The author, being a former policeman, doesn't discuss legalizing drugs, except for a sentence or two, but I see clearly that the war on drugs has done much more harm than good, just as Prohibition did 80 years ago. It is time to repeal the war on drugs. Expand the age limit on alcohol to be an age limit on all recreational substances, and impose taxes on their use as we do for alcoholic and nicotinic substances.

What if we released all nonviolent offenders and imposed different punishments for such offenses? We could close 2/3 or more of our prisons. There would be some social disruption, always a problem during a recession. So, re-educate former prison guards to be job training counselors for the former prisoners. (But choose carefully; some of the former guards are actually vicious, violent bastards who managed to channel their sadism into the quasilegal arena of prisoner abuse. They belong in the slimmed-down prison system along with the genuinely violent, evil people we will still need to incarcerate.)

Why do we need to incarcerate anybody? Some people are, simply put, evil and can never be allowed to circulate freely in society. I think of not just the murderers, but persons such as the evil pediatrician in Delaware to videotaped himself raping 3-year-old girls as they screamed and fought. He has at least 100 known victims. He must never be allowed human contact again; I would advise capital punishment for such crimes. Since that is unlikely, prison is the sad, but better, alternative, infinitely preferable to release. But why put a kid who is caught with a couple ounces of pot into the same prison? It makes no sense.
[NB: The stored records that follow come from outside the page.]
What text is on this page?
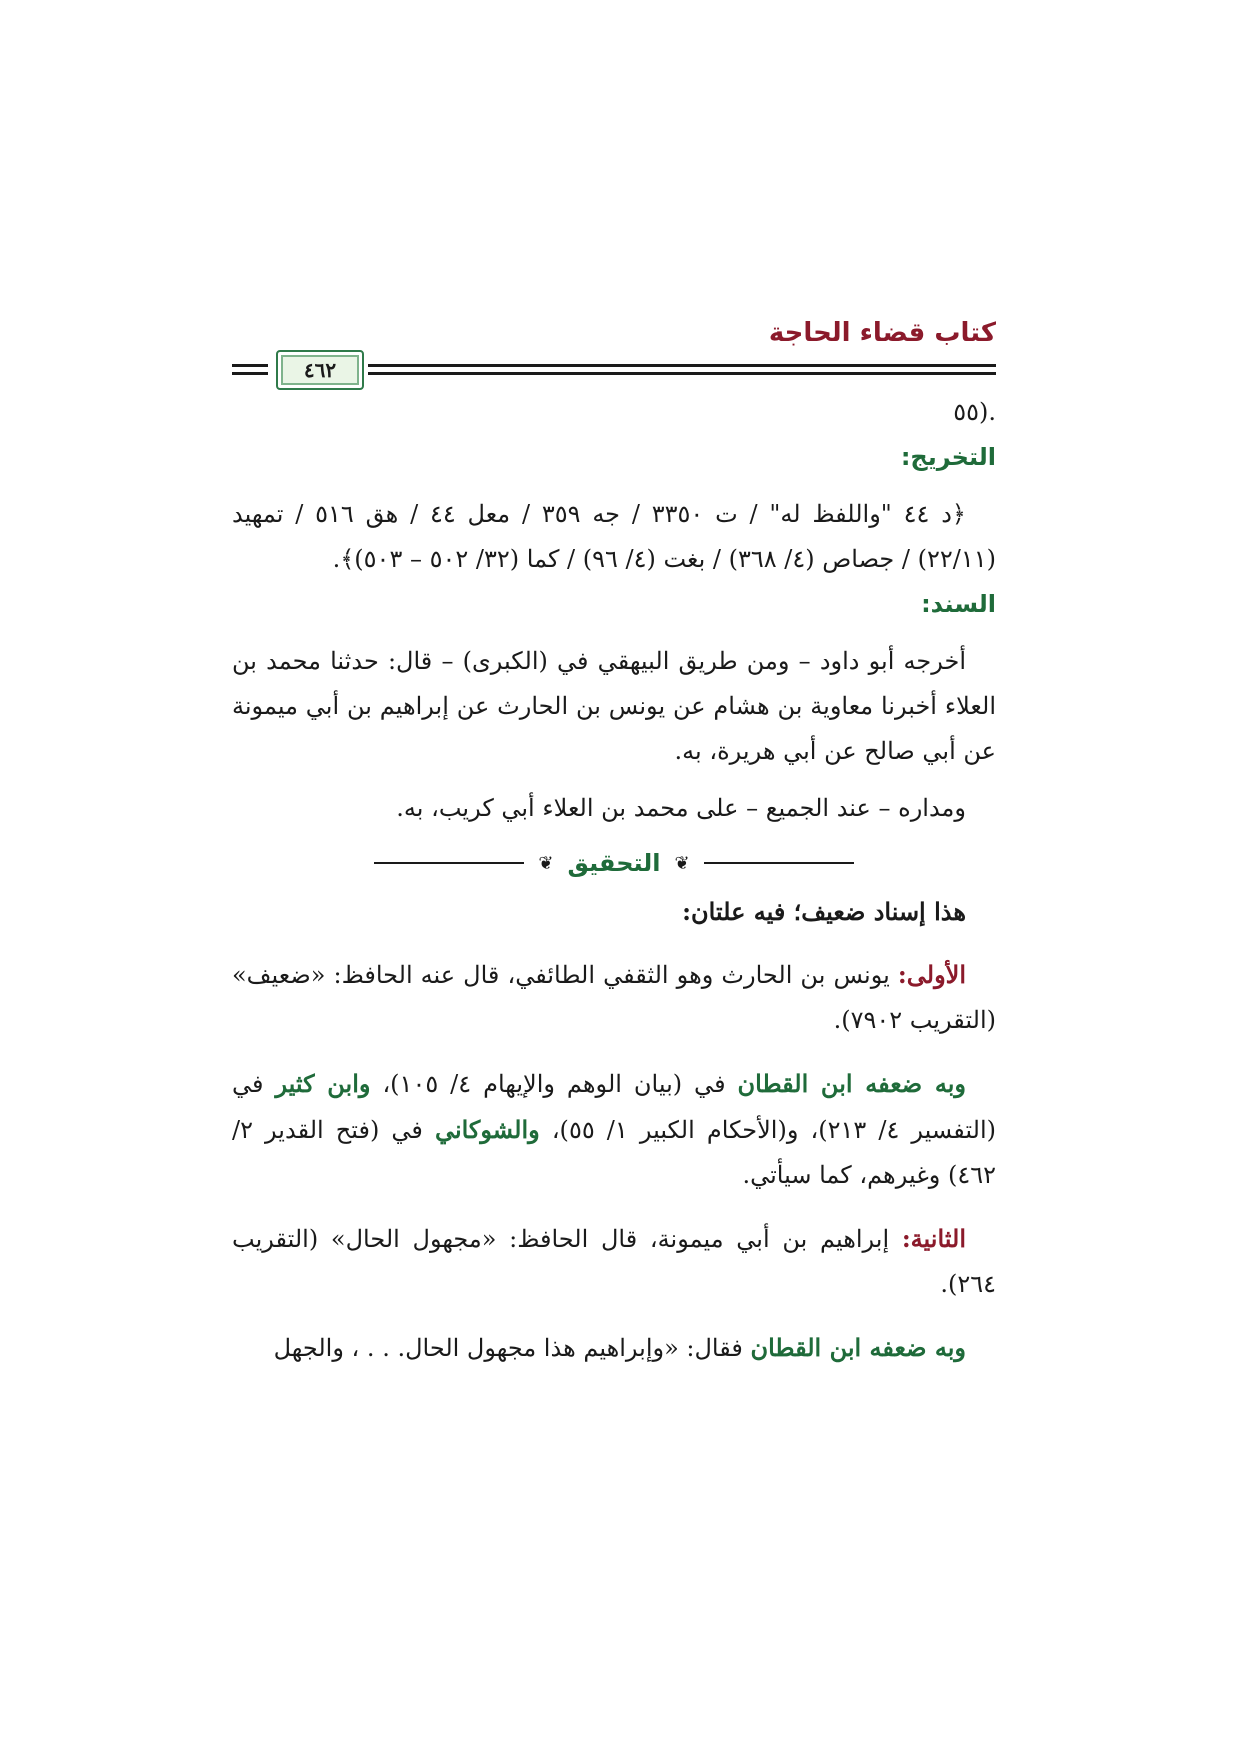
كتاب قضاء الحاجة
٤٦٢

.(٥٥

التخريج:

﴿د ٤٤ "واللفظ له" / ت ٣٣٥٠ / جه ٣٥٩ / معل ٤٤ / هق ٥١٦ / تمهيد (٢٢/١١) / جصاص (٤/ ٣٦٨) / بغت (٤/ ٩٦) / كما (٣٢/ ٥٠٢ – ٥٠٣)﴾.

السند:

أخرجه أبو داود – ومن طريق البيهقي في (الكبرى) – قال: حدثنا محمد بن العلاء أخبرنا معاوية بن هشام عن يونس بن الحارث عن إبراهيم بن أبي ميمونة عن أبي صالح عن أبي هريرة، به.

ومداره – عند الجميع – على محمد بن العلاء أبي كريب، به.

❦
التحقيق
❦

هذا إسناد ضعيف؛ فيه علتان:

الأولى: يونس بن الحارث وهو الثقفي الطائفي، قال عنه الحافظ: «ضعيف» (التقريب ٧٩٠٢).

وبه ضعفه ابن القطان في (بيان الوهم والإيهام ٤/ ١٠٥)، وابن كثير في (التفسير ٤/ ٢١٣)، و(الأحكام الكبير ١/ ٥٥)، والشوكاني في (فتح القدير ٢/ ٤٦٢) وغيرهم، كما سيأتي.

الثانية: إبراهيم بن أبي ميمونة، قال الحافظ: «مجهول الحال» (التقريب ٢٦٤).

وبه ضعفه ابن القطان فقال: «وإبراهيم هذا مجهول الحال. . . ، والجهل
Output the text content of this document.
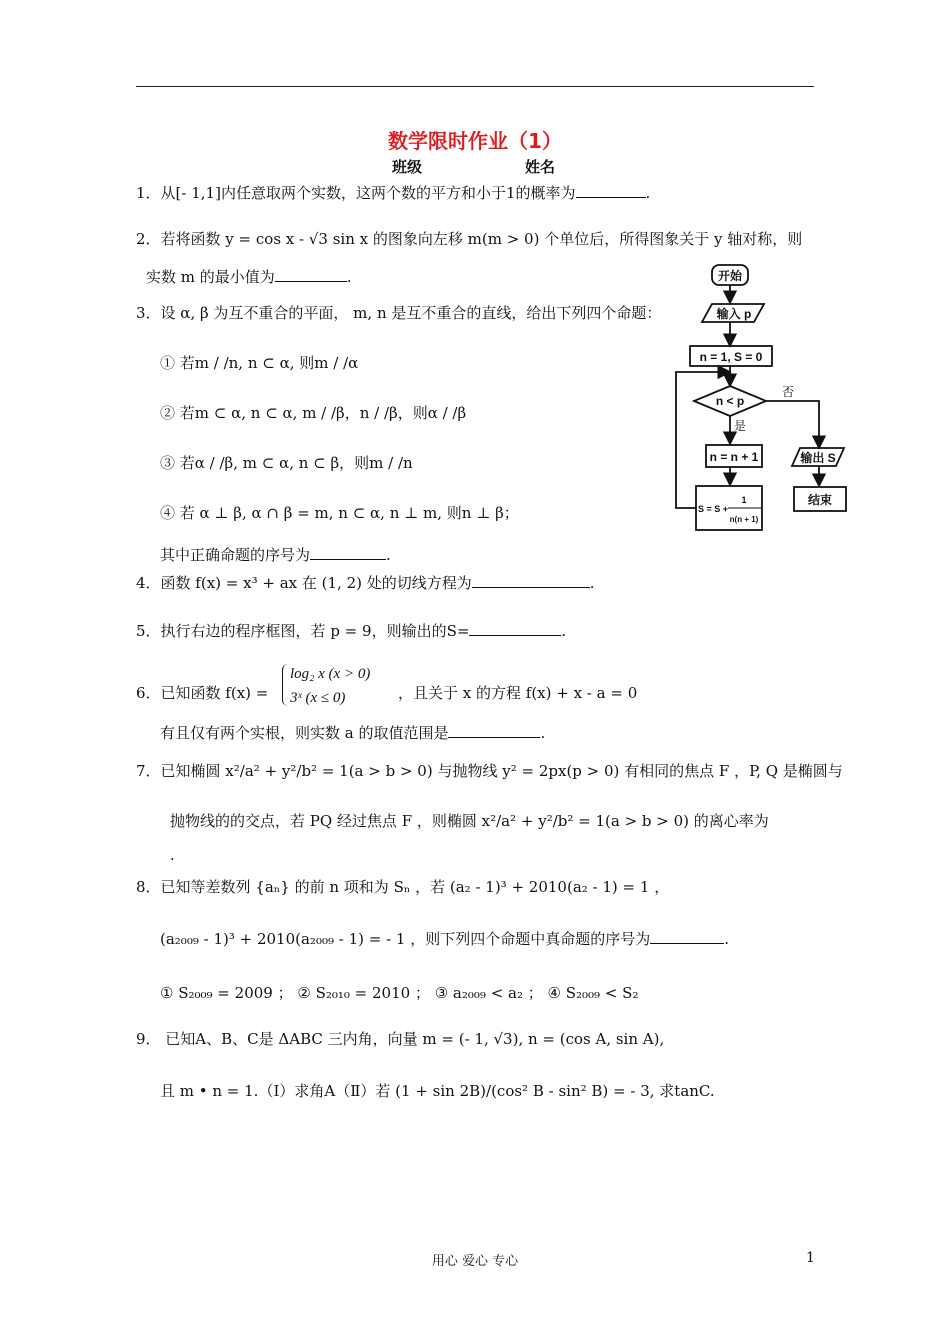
数学限时作业（1）
班级	姓名
1．从[- 1,1]内任意取两个实数，这两个数的平方和小于1的概率为	.
2．若将函数 y = cos x - √3 sin x 的图象向左移 m(m > 0) 个单位后，所得图象关于 y 轴对称，则
实数 m 的最小值为	.
3．设 α, β 为互不重合的平面， m, n 是互不重合的直线，给出下列四个命题：
① 若m / /n, n ⊂ α, 则m / /α
② 若m ⊂ α, n ⊂ α, m / /β，n / /β，则α / /β
③ 若α / /β, m ⊂ α, n ⊂ β，则m / /n
④ 若 α ⊥ β, α ∩ β = m, n ⊂ α, n ⊥ m, 则n ⊥ β；
其中正确命题的序号为	.
4．函数 f(x) = x³ + ax 在 (1, 2) 处的切线方程为	.
5．执行右边的程序框图，若 p = 9，则输出的S=	.
6．已知函数 f(x) =
log₂ x (x > 0)
3ˣ (x ≤ 0)	，且关于 x 的方程 f(x) + x - a = 0
有且仅有两个实根，则实数 a 的取值范围是	.
7．已知椭圆 x²/a² + y²/b² = 1(a > b > 0) 与抛物线 y² = 2px(p > 0) 有相同的焦点 F ，P, Q 是椭圆与
抛物线的的交点，若 PQ 经过焦点 F ，则椭圆 x²/a² + y²/b² = 1(a > b > 0) 的离心率为
.
8．已知等差数列 {aₙ} 的前 n 项和为 Sₙ ，若 (a₂ - 1)³ + 2010(a₂ - 1) = 1 ，
(a₂₀₀₉ - 1)³ + 2010(a₂₀₀₉ - 1) = - 1 ，则下列四个命题中真命题的序号为	.
① S₂₀₀₉ = 2009 ； ② S₂₀₁₀ = 2010 ； ③ a₂₀₀₉ < a₂ ； ④ S₂₀₀₉ < S₂
9． 已知A、B、C是 ΔABC 三内角，向量 m = (- 1, √3), n = (cos A, sin A),
且 m • n = 1.（Ⅰ）求角A（Ⅱ）若 (1 + sin 2B)/(cos² B - sin² B) = - 3, 求tanC.
开始
输入 p
n = 1, S = 0
n < p
否
是
n = n + 1	输出 S
结束
S = S +
1
n(n + 1)
用心 爱心 专心	1
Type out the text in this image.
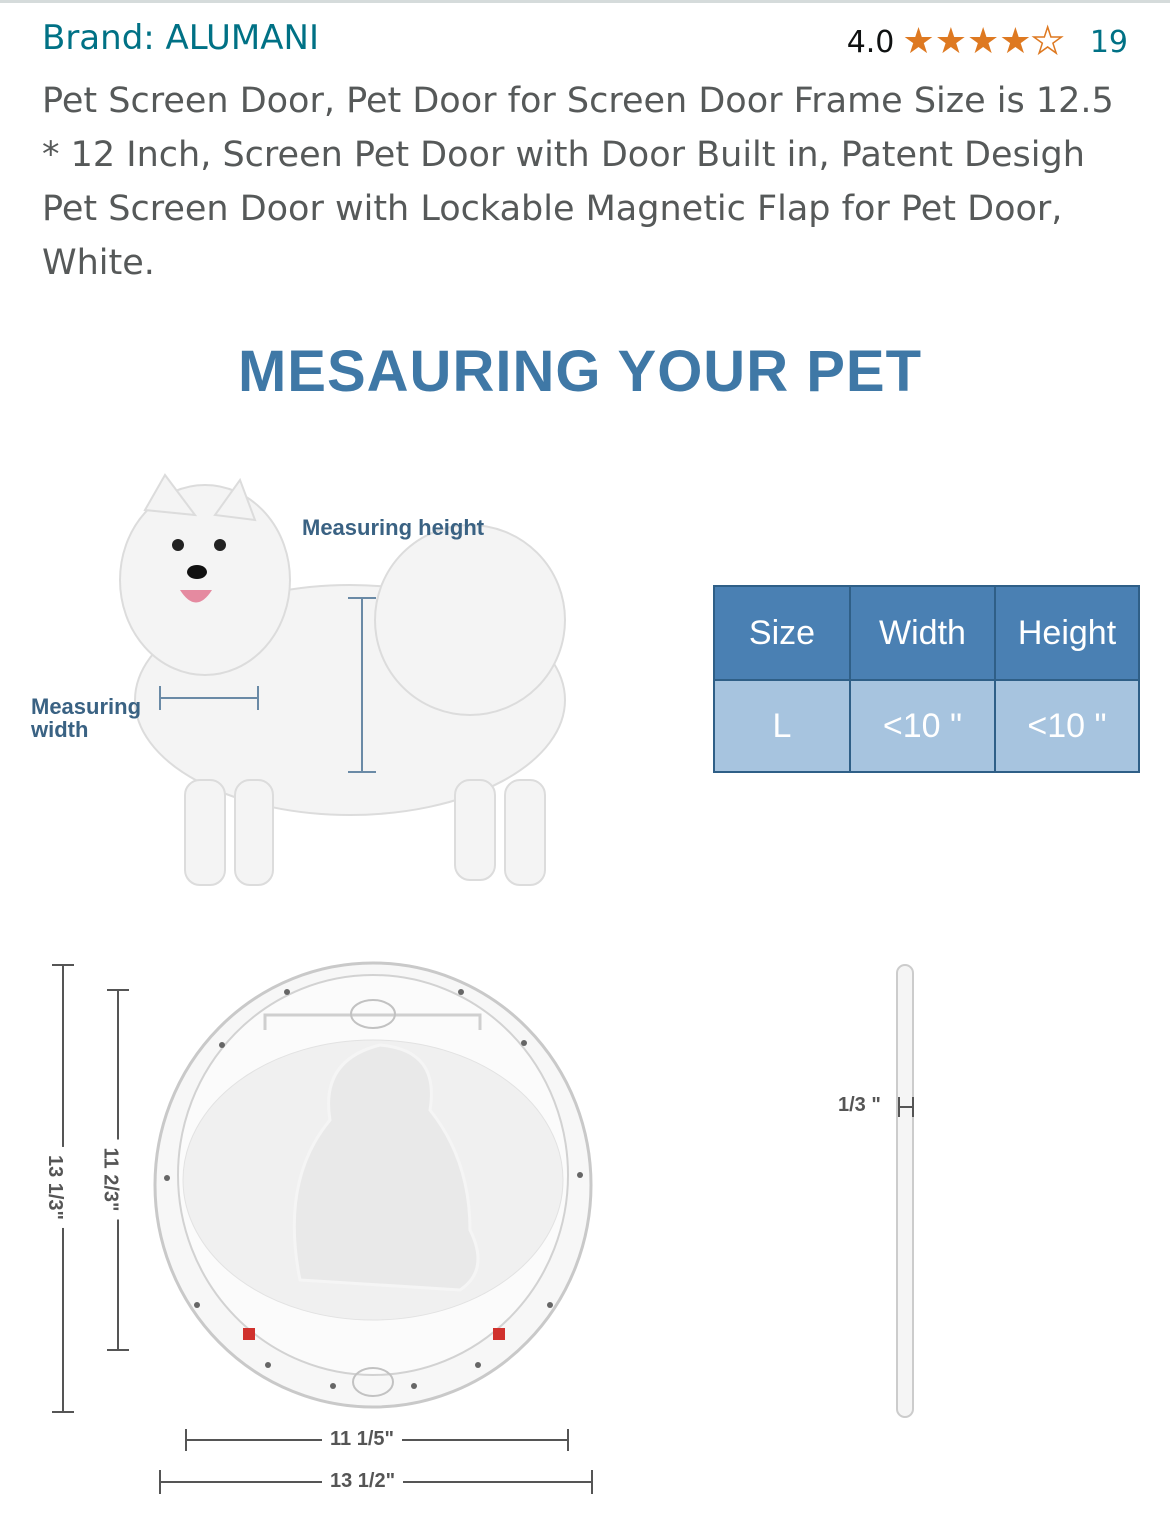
Brand: ALUMANI	4.0 ★ ★ ★ ★ ★ 19
Pet Screen Door, Pet Door for Screen Door Frame Size is 12.5 * 12 Inch, Screen Pet Door with Door Built in, Patent Desigh Pet Screen Door with Lockable Magnetic Flap for Pet Door, White.
MESAURING YOUR PET
Measuring height
Measuring width
Size	Width	Height
L	<10 "	<10 "
13 1/3" 11 2/3"
11 1/5"
13 1/2"
1/3 "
Prisons destroy lives. We use them to brush under the rug millions of people we don't want to deal with. Some lives need to be destroyed. The "best" countries demonstrate that the number is in the range of 60-80 per 100,000. That would be less than 250,000 in the U.S. Whether we re-institute flogging as an alternative to prison, we must change things so as to reduce our incarceration rate to 1/5 or 1/10 what it is today.